Salute

A Lecce l’innovazione nasce in sala parto

L'altro Sud

di Redazione

Per i ricercatori del Sud Italia è tempo di riscossa. Altro che fannulloni: sia per quantità che per qualità, i primi della classe provengono dalle regioni meridionali. Non è un caso che a vincere il Pni 2010, Premio nazionale per l’innovazione (il concorso più blasonato del suo genere, dedicato all’imprenditoria giovanile e organizzato dall’Università di Palermo e dall’associazione Pnicube), siano stati tre giovani ricercatori di Lecce, con un progetto rivoluzionario dedicato al parto sicuro.
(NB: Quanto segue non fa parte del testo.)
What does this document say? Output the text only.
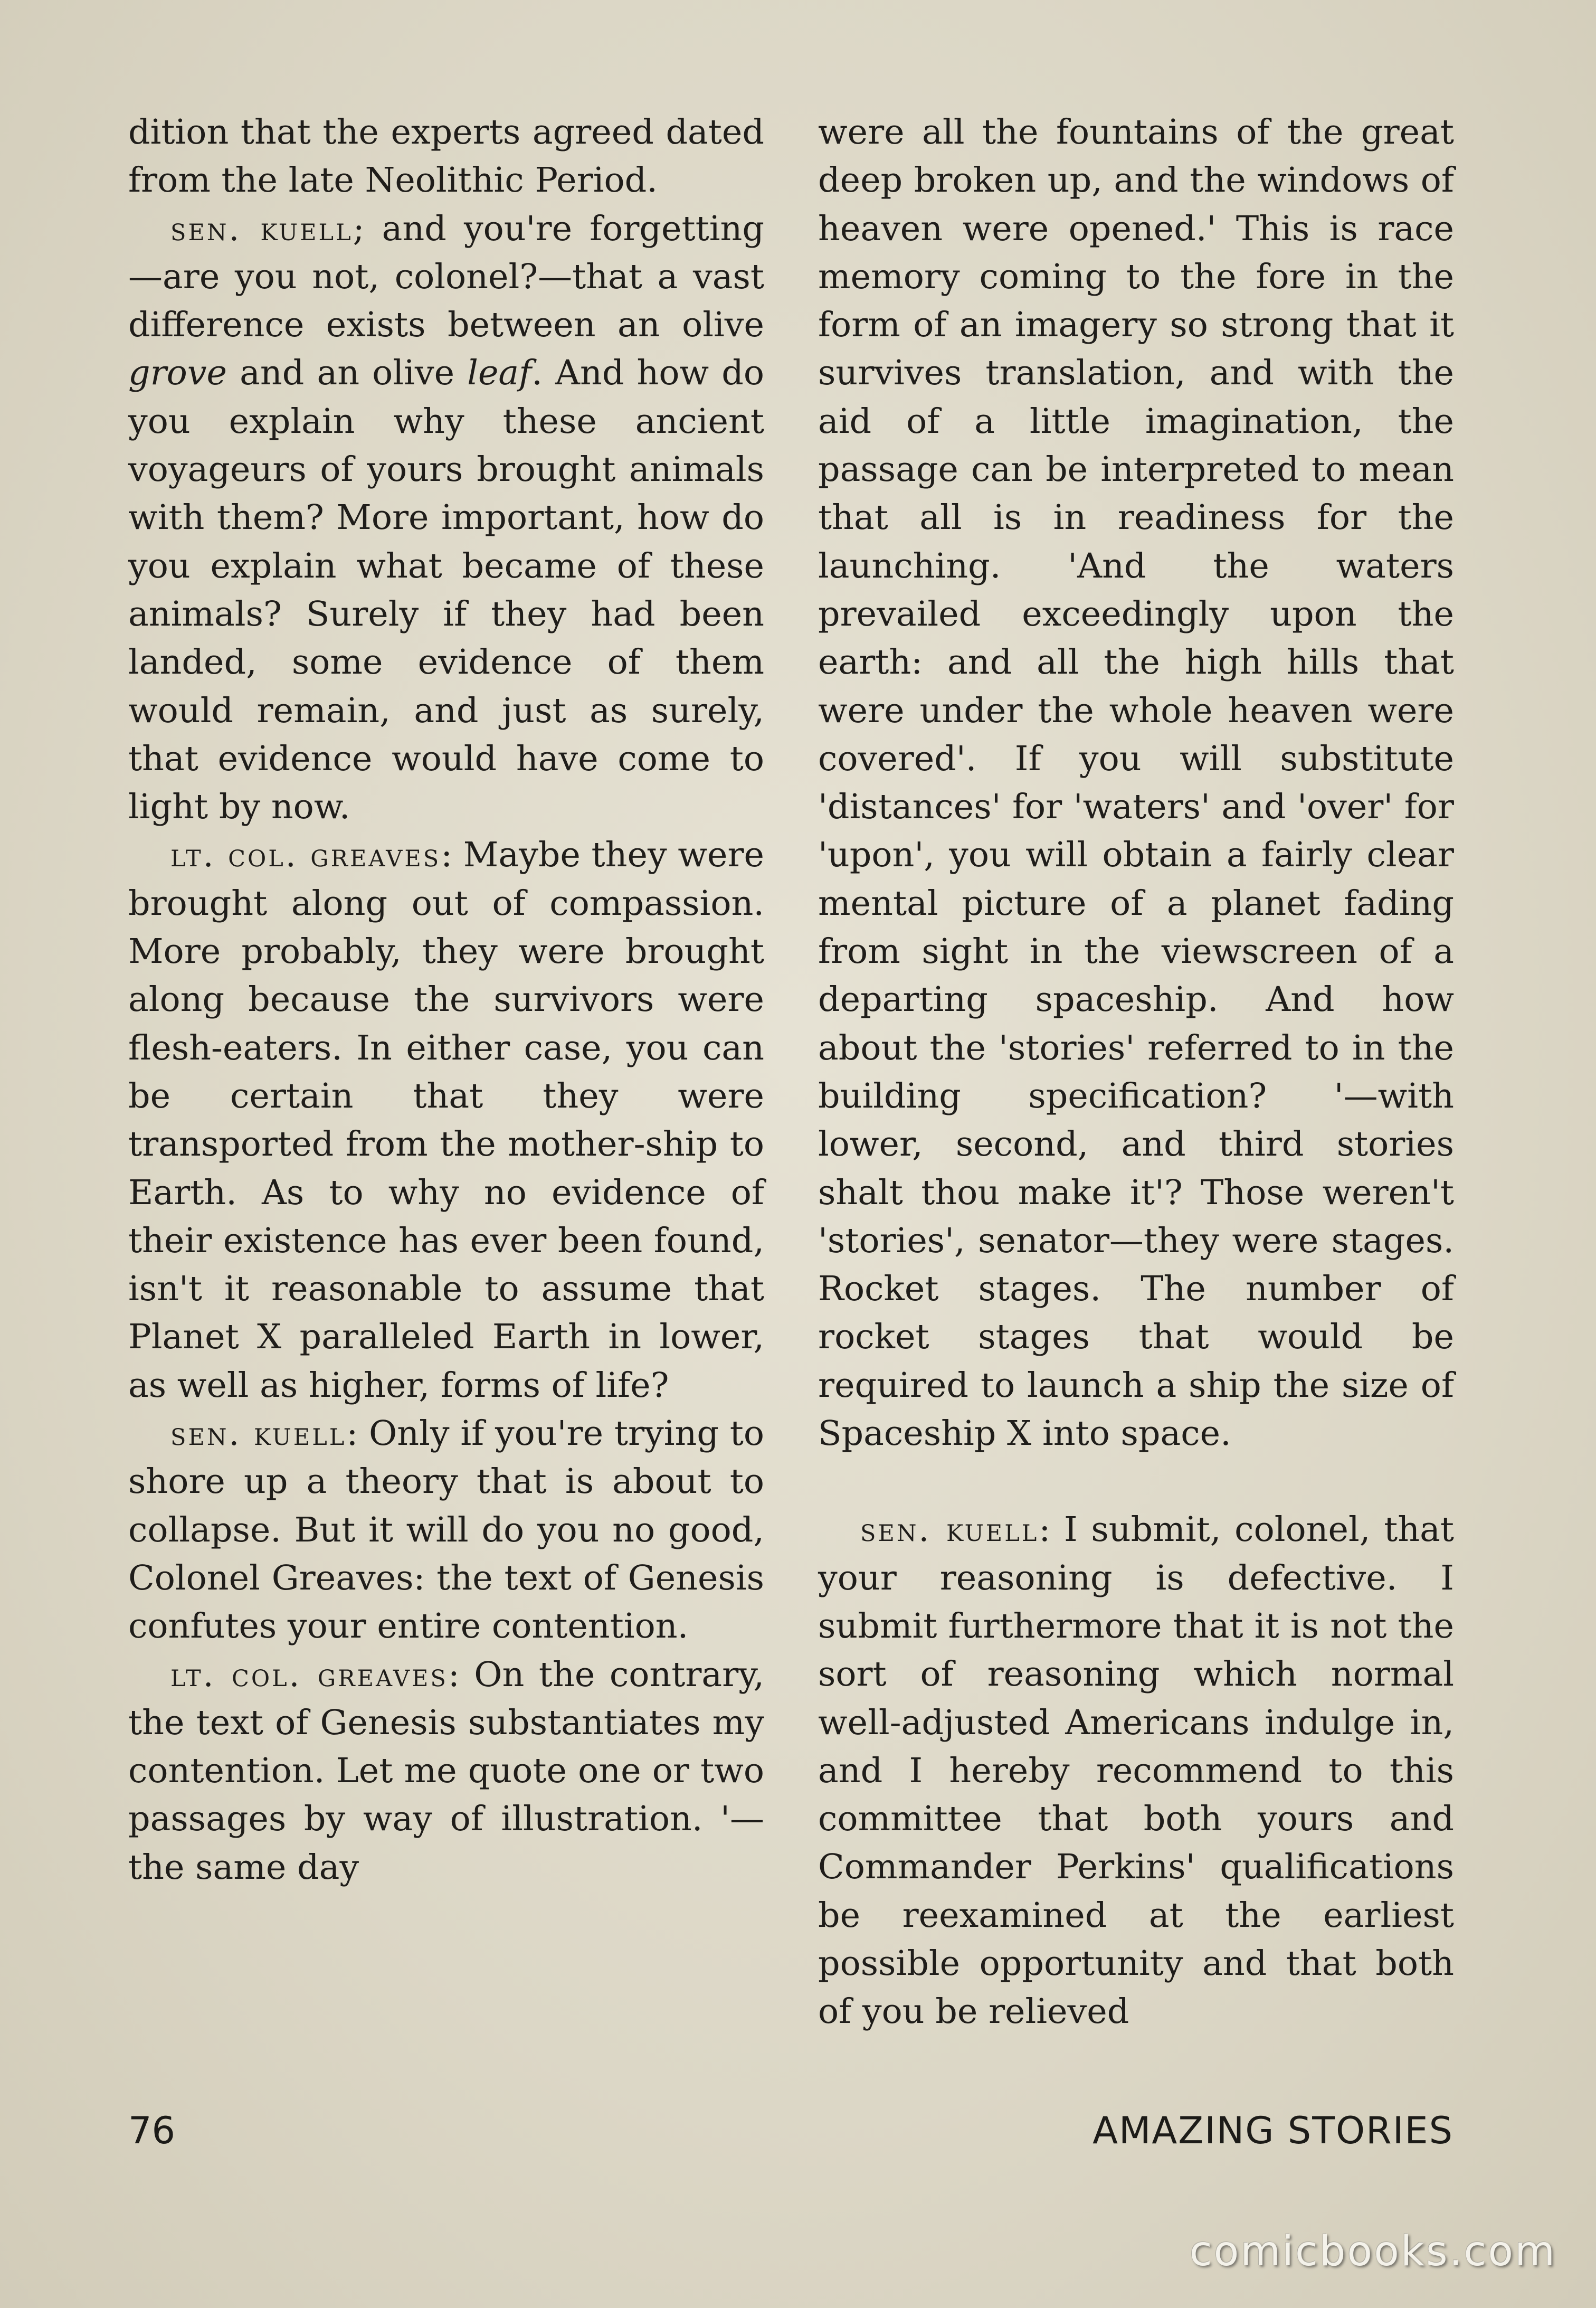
dition that the experts agreed dated from the late Neolithic Period.

sen. kuell; and you're forgetting—are you not, colonel?—that a vast difference exists between an olive grove and an olive leaf. And how do you explain why these ancient voyageurs of yours brought animals with them? More important, how do you explain what became of these animals? Surely if they had been landed, some evidence of them would remain, and just as surely, that evidence would have come to light by now.

lt. col. greaves: Maybe they were brought along out of compassion. More probably, they were brought along because the survivors were flesh-eaters. In either case, you can be certain that they were transported from the mother-ship to Earth. As to why no evidence of their existence has ever been found, isn't it reasonable to assume that Planet X paralleled Earth in lower, as well as higher, forms of life?

sen. kuell: Only if you're trying to shore up a theory that is about to collapse. But it will do you no good, Colonel Greaves: the text of Genesis confutes your entire contention.

lt. col. greaves: On the contrary, the text of Genesis substantiates my contention. Let me quote one or two passages by way of illustration. '—the same day

were all the fountains of the great deep broken up, and the windows of heaven were opened.' This is race memory coming to the fore in the form of an imagery so strong that it survives translation, and with the aid of a little imagination, the passage can be interpreted to mean that all is in readiness for the launching. 'And the waters prevailed exceedingly upon the earth: and all the high hills that were under the whole heaven were covered'. If you will substitute 'distances' for 'waters' and 'over' for 'upon', you will obtain a fairly clear mental picture of a planet fading from sight in the viewscreen of a departing spaceship. And how about the 'stories' referred to in the building specification? '—with lower, second, and third stories shalt thou make it'? Those weren't 'stories', senator—they were stages. Rocket stages. The number of rocket stages that would be required to launch a ship the size of Spaceship X into space.

sen. kuell: I submit, colonel, that your reasoning is defective. I submit furthermore that it is not the sort of reasoning which normal well-adjusted Americans indulge in, and I hereby recommend to this committee that both yours and Commander Perkins' qualifications be reexamined at the earliest possible opportunity and that both of you be relieved

76	AMAZING STORIES
comicbooks.com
E che più della metà delle 32 proposte pervenute alla giuria di un’altra competizione, la Start cup Cnr-Il sole 24 ore, arrivino dal Meridione.
«È un chiaro segno: a Sud le teste ci sono, sono più intraprendenti e s’industriano a cercare soluzioni nuove anche per superare la carenza di lavoro», ragiona Manuela Arata, responsabile Trasferimento tecnologia del Cnr e ideatrice della Start cup. «I loro progetti sono molto buoni, ma ora hanno bisogno di qualcuno che ci investa su», aggiunge l’esperta, che promuove ogni anno lo spin off di almeno cinque nuove aziende di giovani ricercatori.
Proprio “Amolab”, il progetto che ha vinto i 50mila euro del primo premio Pni, è stato messo a punto dai fratelli Ernesto e Sergio Casciaro con Francesco Conversano, tutti e tre dell’Istituto di fisiologia clinica del Cnr di Lecce. «Si tratta di un congegno elettronico che cerca di risolvere il problema del monitoraggio del travaglio e degli errori che si verificano in sala parto», specifica Sergio Casciaro, 39 anni, responsabile dell’équipe di Amolab. «È uno strumento che viene posto sul ventre della donna e che controlla, tramite algoritmi applicati all’ecografia, il corretto andamento del travaglio», prosegue Casciaro, laureato in ingegneria a Torino, che prima di ritornare nella sua Lecce nel 2003, si è specializzato negli Stati Uniti ed è stato ricercatore al Cern di Ginevra e docente all’università di Losanna. «Ma ora voglio rimanere qui, anche se fare oggi ricerca a Sud è complicato: ci sono le competenze e c’è tanta voglia, ma mancano i mezzi, la nostra produttività è sfruttata al minimo da imprenditori e politici. I pochi fondi che arrivano vengono soprattutto dalla Ue e dalla Regione Puglia».